Time Warner Said in Talks to Sell Most of Time Inc. -- Bank Said to Be Involved Has Ties to Warren Buffett
By Nat Ives, Matthew Creamer
Time Warner is in talks to sell a large portion of its Time Inc. magazine division, including People, InStyle and Real Simple, according to a report Wednesday afternoon by Fortune.
Fortune is itself a Time Inc. magazine but reported that it isn't part of the deal being discussed. Neither is the flagship Time or Sports Illustrated, Fortune said. People is a huge profit center and the crown jewel in the portfolio.
A spokesman for Time Warner declined to comment. Spokeswomen for Time Inc. and BDT Capital Partners, a bank reportedly involved in the talks, did not immediately return calls.
Speculation immediately turned to the identity of the potential "serious buyer" mentioned but not named in the article. BDT Capital is run by Byron Trott, a former Goldman Sachs executive known for a relationship with Warren Buffett, who has been making counterintuitive publishing investments lately in the form of newspaper acquisitions. Mr. Trott was a key player in Mr. Buffett's investment in Goldman Sachs in 2008.
Former Time Warner CEO Dick Parsons once told a "town hall" meeting of 400 staffers about a conversation he'd had with Mr. Buffett -- according to a 2007 report in Ad Age about speculation over a Time Inc. sale.
"As your friend, don't do that, it's a good business," said Mr. Buffett, according to people who heard Mr. Parsons tell the story. "But," he added, "if you do sell it, sell it to me."
Reached by phone, a representative for Mr. Buffett's Berkshire Hathaway asked to receive questions by email but did not immediately reply.
Time Inc. has been the subject of spin-off and sale rumors for years as its results have lagged Time Warner's more lucrative TV and movie entertainment businesses. Time Warner CEO Jeffrey Bewkes has never taken the option off the table.
Time Inc. CEO Laura Lang, who arrived from digital agency Digitas a little over a year ago, has been trying to improve the publishing operation's results with an initial review to identify priorities, helped by Bain consultants; new digital ad products and a new emphasis on video; and layoffs last month of about 500 employees.

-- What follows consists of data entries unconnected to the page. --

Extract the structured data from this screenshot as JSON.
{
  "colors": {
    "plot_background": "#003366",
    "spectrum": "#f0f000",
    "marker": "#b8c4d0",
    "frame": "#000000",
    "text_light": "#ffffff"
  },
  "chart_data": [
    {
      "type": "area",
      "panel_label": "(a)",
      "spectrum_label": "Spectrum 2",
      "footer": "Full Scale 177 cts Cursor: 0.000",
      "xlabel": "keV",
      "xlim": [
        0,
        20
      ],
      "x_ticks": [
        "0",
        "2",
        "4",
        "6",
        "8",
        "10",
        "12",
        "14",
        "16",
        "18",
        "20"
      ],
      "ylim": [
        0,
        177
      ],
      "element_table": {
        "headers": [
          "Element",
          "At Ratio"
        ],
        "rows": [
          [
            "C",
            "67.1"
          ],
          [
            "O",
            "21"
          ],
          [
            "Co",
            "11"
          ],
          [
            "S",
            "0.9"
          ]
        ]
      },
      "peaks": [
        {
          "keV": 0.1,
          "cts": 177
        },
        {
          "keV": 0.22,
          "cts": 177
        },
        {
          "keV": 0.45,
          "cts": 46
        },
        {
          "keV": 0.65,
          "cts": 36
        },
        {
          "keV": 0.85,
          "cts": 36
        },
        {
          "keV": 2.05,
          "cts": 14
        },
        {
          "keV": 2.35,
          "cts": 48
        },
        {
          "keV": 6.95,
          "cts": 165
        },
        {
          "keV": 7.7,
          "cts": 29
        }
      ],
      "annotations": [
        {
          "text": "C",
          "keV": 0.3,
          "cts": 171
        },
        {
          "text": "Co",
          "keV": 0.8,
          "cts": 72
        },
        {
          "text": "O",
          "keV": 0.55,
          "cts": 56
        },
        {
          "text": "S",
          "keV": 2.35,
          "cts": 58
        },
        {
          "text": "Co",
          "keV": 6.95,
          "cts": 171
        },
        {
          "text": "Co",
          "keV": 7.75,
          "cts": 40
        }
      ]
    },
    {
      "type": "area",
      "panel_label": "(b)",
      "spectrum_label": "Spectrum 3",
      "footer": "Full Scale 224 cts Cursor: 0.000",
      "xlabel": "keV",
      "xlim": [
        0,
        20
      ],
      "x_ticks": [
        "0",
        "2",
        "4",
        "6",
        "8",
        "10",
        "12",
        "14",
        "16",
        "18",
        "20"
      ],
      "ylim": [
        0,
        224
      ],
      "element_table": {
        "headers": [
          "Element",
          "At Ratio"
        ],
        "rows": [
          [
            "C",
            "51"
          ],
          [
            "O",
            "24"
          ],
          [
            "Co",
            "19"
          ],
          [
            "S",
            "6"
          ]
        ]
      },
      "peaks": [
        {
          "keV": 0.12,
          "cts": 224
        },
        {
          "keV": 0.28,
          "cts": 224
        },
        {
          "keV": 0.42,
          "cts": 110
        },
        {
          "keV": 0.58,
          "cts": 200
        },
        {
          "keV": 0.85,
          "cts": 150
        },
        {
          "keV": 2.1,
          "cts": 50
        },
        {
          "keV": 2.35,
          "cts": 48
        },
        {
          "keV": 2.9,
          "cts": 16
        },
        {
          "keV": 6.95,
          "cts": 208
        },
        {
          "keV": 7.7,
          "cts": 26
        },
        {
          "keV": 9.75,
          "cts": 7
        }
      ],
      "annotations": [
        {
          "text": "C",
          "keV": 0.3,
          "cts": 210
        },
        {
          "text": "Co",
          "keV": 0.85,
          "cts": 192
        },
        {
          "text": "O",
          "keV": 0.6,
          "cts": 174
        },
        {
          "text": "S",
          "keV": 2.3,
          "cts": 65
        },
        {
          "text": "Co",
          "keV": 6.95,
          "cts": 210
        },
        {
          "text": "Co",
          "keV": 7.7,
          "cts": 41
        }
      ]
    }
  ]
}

Berkshire Hathaway is best known for its ownership of insurance companies like Geico and iconic American brands like Dairy Queen, Benjamin Moore and Fruit of the Loom. Mr. Buffett has also made investments in Procter & Gamble, Coca-Cola and other big advertisers. In 2008, he sank $5 billion in Goldman Sachs -- a massive, confidence-inspiring bet on the ailing financial system.

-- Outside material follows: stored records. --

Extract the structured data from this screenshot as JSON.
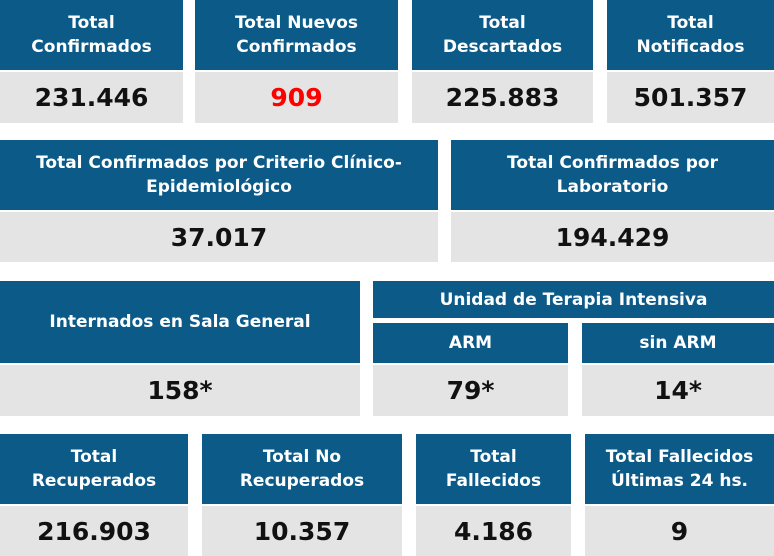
{
  "row1": [
    {
      "label": "Total\nConfirmados",
      "value": "231.446"
    },
    {
      "label": "Total Nuevos\nConfirmados",
      "value": "909"
    },
    {
      "label": "Total\nDescartados",
      "value": "225.883"
    },
    {
      "label": "Total\nNotificados",
      "value": "501.357"
    }
  ],
  "row2": [
    {
      "label": "Total Confirmados por Criterio Clínico-\nEpidemiológico",
      "value": "37.017"
    },
    {
      "label": "Total Confirmados por\nLaboratorio",
      "value": "194.429"
    }
  ],
  "row3": {
    "sala_general": {
      "label": "Internados en Sala General",
      "value": "158*"
    },
    "uti_title": "Unidad de Terapia Intensiva",
    "arm": {
      "label": "ARM",
      "value": "79*"
    },
    "sin_arm": {
      "label": "sin ARM",
      "value": "14*"
    }
  },
  "row4": [
    {
      "label": "Total\nRecuperados",
      "value": "216.903"
    },
    {
      "label": "Total No\nRecuperados",
      "value": "10.357"
    },
    {
      "label": "Total\nFallecidos",
      "value": "4.186"
    },
    {
      "label": "Total Fallecidos\nÚltimas 24 hs.",
      "value": "9"
    }
  ],
  "colors": {
    "header": "#0b5a88",
    "value_bg": "#e4e4e4",
    "highlight": "#ff0000"
  }
}
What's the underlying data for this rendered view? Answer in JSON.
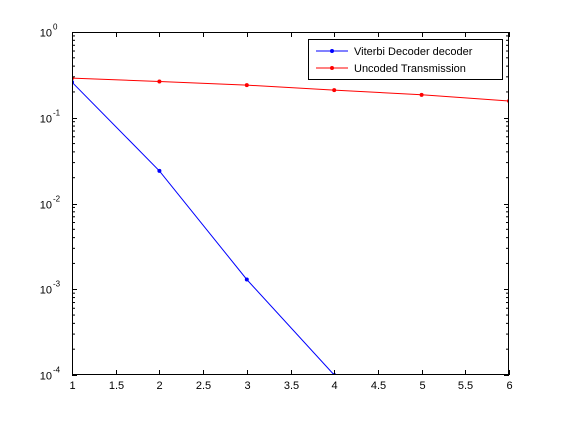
{
  "chart_data": {
    "type": "line",
    "title": "",
    "xlabel": "",
    "ylabel": "",
    "xlim": [
      1,
      6
    ],
    "ylim": [
      0.0001,
      1
    ],
    "yscale": "log",
    "grid": false,
    "legend_position": "top-right",
    "x_ticks": [
      "1",
      "1.5",
      "2",
      "2.5",
      "3",
      "3.5",
      "4",
      "4.5",
      "5",
      "5.5",
      "6"
    ],
    "y_ticks": [
      {
        "base": "10",
        "exp": "-4",
        "value": 0.0001
      },
      {
        "base": "10",
        "exp": "-3",
        "value": 0.001
      },
      {
        "base": "10",
        "exp": "-2",
        "value": 0.01
      },
      {
        "base": "10",
        "exp": "-1",
        "value": 0.1
      },
      {
        "base": "10",
        "exp": "0",
        "value": 1
      }
    ],
    "series": [
      {
        "name": "Viterbi Decoder decoder",
        "color": "#0000ff",
        "marker": "dot",
        "x": [
          1,
          2,
          3,
          4
        ],
        "y": [
          0.26,
          0.024,
          0.0013,
          0.0001
        ]
      },
      {
        "name": "Uncoded Transmission",
        "color": "#ff0000",
        "marker": "dot",
        "x": [
          1,
          2,
          3,
          4,
          5,
          6
        ],
        "y": [
          0.29,
          0.265,
          0.24,
          0.21,
          0.185,
          0.157
        ]
      }
    ]
  }
}
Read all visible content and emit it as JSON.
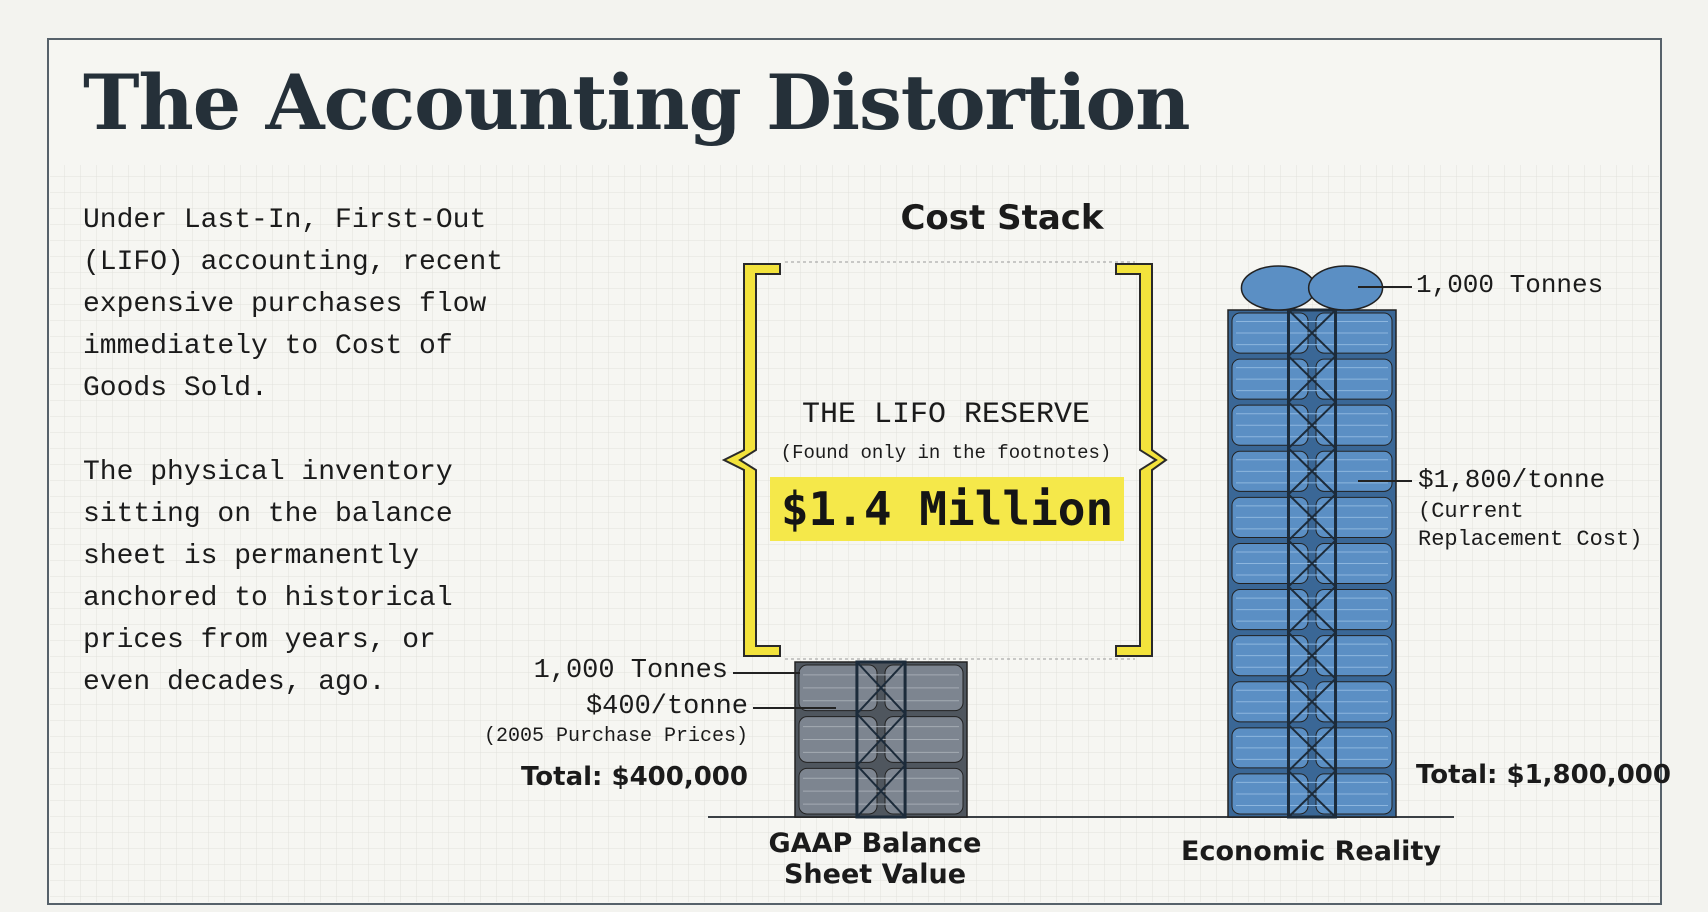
{
  "title": "The Accounting Distortion",
  "intro": {
    "paragraphs": [
      "Under Last-In, First-Out (LIFO) accounting, recent expensive purchases flow immediately to Cost of Goods Sold.",
      "The physical inventory sitting on the balance sheet is permanently anchored to historical prices from years, or even decades, ago."
    ]
  },
  "cost_stack": {
    "heading": "Cost Stack",
    "reserve": {
      "label": "THE LIFO RESERVE",
      "note": "(Found only in the footnotes)",
      "amount": "$1.4 Million"
    },
    "gaap": {
      "quantity": "1,000 Tonnes",
      "price": "$400/tonne",
      "price_note": "(2005 Purchase Prices)",
      "total": "Total: $400,000",
      "label": "GAAP Balance Sheet Value"
    },
    "economic": {
      "quantity": "1,000 Tonnes",
      "price": "$1,800/tonne",
      "price_note": "(Current Replacement Cost)",
      "total": "Total: $1,800,000",
      "label": "Economic Reality"
    }
  }
}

Though not as well known, Mr. Buffett has dabbled in media for some time, though all his bets have been on local newspaper, not magazines. He purchased the Buffalo Evening News in 1977 and added the Omaha World-Herald in late 2011. Last year, Berkshire Hathaway subsidiary BH Media Group bought the bulk of Media General's newspaper division for $142 million, leading The Wall Street Journal to speculate on whether Mr. Buffett was "a budding media mogul."
Indeed Mr. Buffett fueled that sense with a letter to the editors and publishers of his new holdings promising more newspaper purchases. Later that month, he made good on that prediction with the purchase of the Greensboro (N.C.) News & Record.
Mr. Buffett has often contributed his business insights to Fortune and has long known Fortune Editor at Large Carol Loomis, who has often interviewed him. Last year, she compiled his Fortune wisdom into a book called "Tap Dancing to Work."